Giftig
Wirkung:
appetitfördernd, verdauungsfördernd, anregend
Anwendungsbereiche:
Von einer Selbstanwendung wird abgeraten!
Reizmagen, bei Mangel an Magensäure, Magenschmerzen, Appetitlosigkeit, Völlegefühl, Druck im Oberbauch, regt die Speichel- und Magensaftsekretion an für eine bessere Verdauung und Nährstoffaufnahme; Homöopathie: bei Magen- und Darmerkrankungen, Geschwüren, Tumoren der Gebärmutter, Schmerzen hinter dem Brustbein, bei Auszehrung, Entzündung oder Verengung der Speiseröhre, Geschwüren an den Lippen
Verwendete Pflanzenteile:
Rinde des Stammes und der Zweige
Sammelzeit:
jederzeit
Zu finden:
Der Kletterstrauch mit sein Lianen wächst im nördlichen Südamerika, in Ecuador, Kolumbien und Peru.
Inhaltsstoffe:
Bitterstoffe, Steroidesterglykoside, Vanillin, Kaffeesäure, Chlorogensäure, Cumarin, Flavonoide (Hyperin, Quercitrin, Rutosid), Alkaloide und Sterole
Sonstiges:
☕ Tee: 1/2 Teelöffel geschnittene oder gepulverte Kondurangorinde mit 1 Tasse kaltem Wasser ansetzen. Einmal aufkochen und erst nach dem vollständigen Erkalten abseihen und trinken. Den Tee jeweils 1/2 Stunde vor den Mahlzeiten trinken. Er wird die Magensaftsekretion zuverlässig anregen.

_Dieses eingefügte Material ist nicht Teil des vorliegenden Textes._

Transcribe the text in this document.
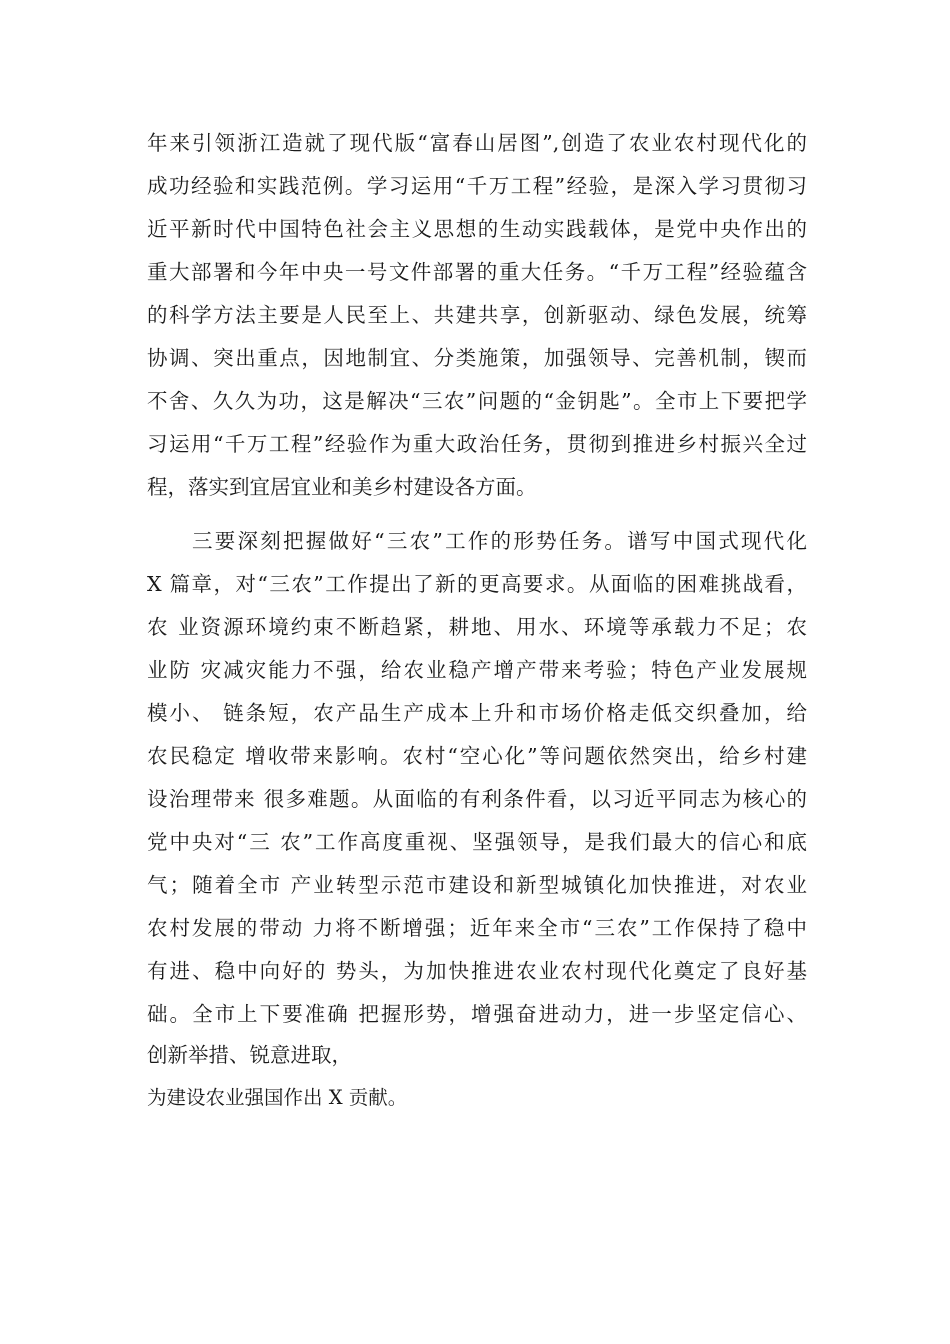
年来引领浙江造就了现代版“富春山居图”,创造了农业农村现代化的
成功经验和实践范例。学习运用“千万工程”经验，是深入学习贯彻习
近平新时代中国特色社会主义思想的生动实践载体，是党中央作出的
重大部署和今年中央一号文件部署的重大任务。“千万工程”经验蕴含
的科学方法主要是人民至上、共建共享，创新驱动、绿色发展，统筹
协调、突出重点，因地制宜、分类施策，加强领导、完善机制，锲而
不舍、久久为功，这是解决“三农”问题的“金钥匙”。全市上下要把学
习运用“千万工程”经验作为重大政治任务，贯彻到推进乡村振兴全过
程，落实到宜居宜业和美乡村建设各方面。
三要深刻把握做好“三农”工作的形势任务。谱写中国式现代化
X 篇章，对“三农”工作提出了新的更高要求。从面临的困难挑战看，
农 业资源环境约束不断趋紧，耕地、用水、环境等承载力不足；农
业防 灾减灾能力不强，给农业稳产增产带来考验；特色产业发展规
模小、 链条短，农产品生产成本上升和市场价格走低交织叠加，给
农民稳定 增收带来影响。农村“空心化”等问题依然突出，给乡村建
设治理带来 很多难题。从面临的有利条件看，以习近平同志为核心的
党中央对“三 农”工作高度重视、坚强领导，是我们最大的信心和底
气；随着全市 产业转型示范市建设和新型城镇化加快推进，对农业
农村发展的带动 力将不断增强；近年来全市“三农”工作保持了稳中
有进、稳中向好的 势头，为加快推进农业农村现代化奠定了良好基
础。全市上下要准确 把握形势，增强奋进动力，进一步坚定信心、
创新举措、锐意进取，
为建设农业强国作出 X 贡献。
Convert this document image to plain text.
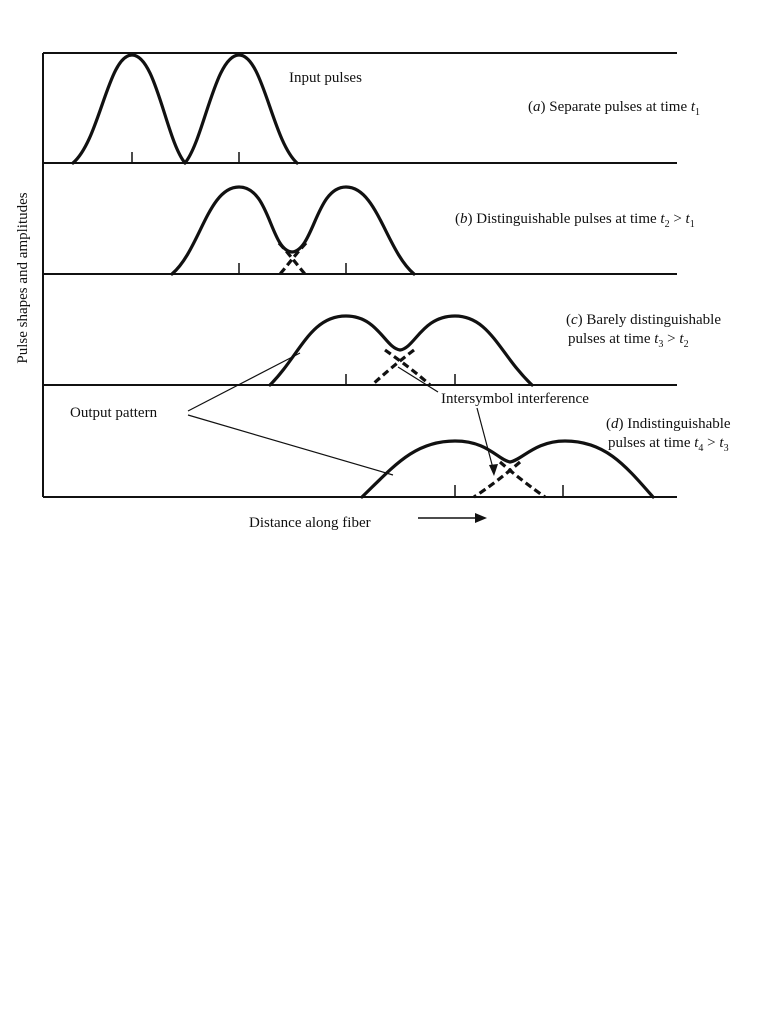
Input pulses
Output pattern
Intersymbol interference
Pulse shapes and amplitudes
Distance along fiber
(a) Separate pulses at time $t_1$
(b) Distinguishable pulses at time $t_2 > t_1$
(c) Barely distinguishable
pulses at time $t_3 > t_2$
(d) Indistinguishable
pulses at time $t_4 > t_3$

Der Kondurangostrauch ist ein verholzender Kletterstrauch, der bis zu 9 Meter hoch und 10 bis 60 Zentimeter dick werden kann. Die Sprossachsen sind behaart und die Rinde hat eine grau-braune Farbe mit weißen Flecken. Die Laubblätter sind gegenständig angeordnet, haben einen kurzen behaarten Blattstiel und eine spitze, bis zu 12 Zentimeter lange Blattspreite, die herz- bis pfeilförmig ist. An den Blattunterseiten sind sie stark samtig behaart, während die Oberseite nur leicht behaart ist. Es bilden sich achselständige Blütenstände mit zwittrigen, gelblich-weißen, glockenförmigen Blüten. Die Blüten haben eine doppelte Blütenhülle und fünf Teile. Die Staub- und Fruchtblätter sind in einem Gynostegium angeordnet. Die eiförmige Balgfrucht enthält Samen mit Haarschöpfen.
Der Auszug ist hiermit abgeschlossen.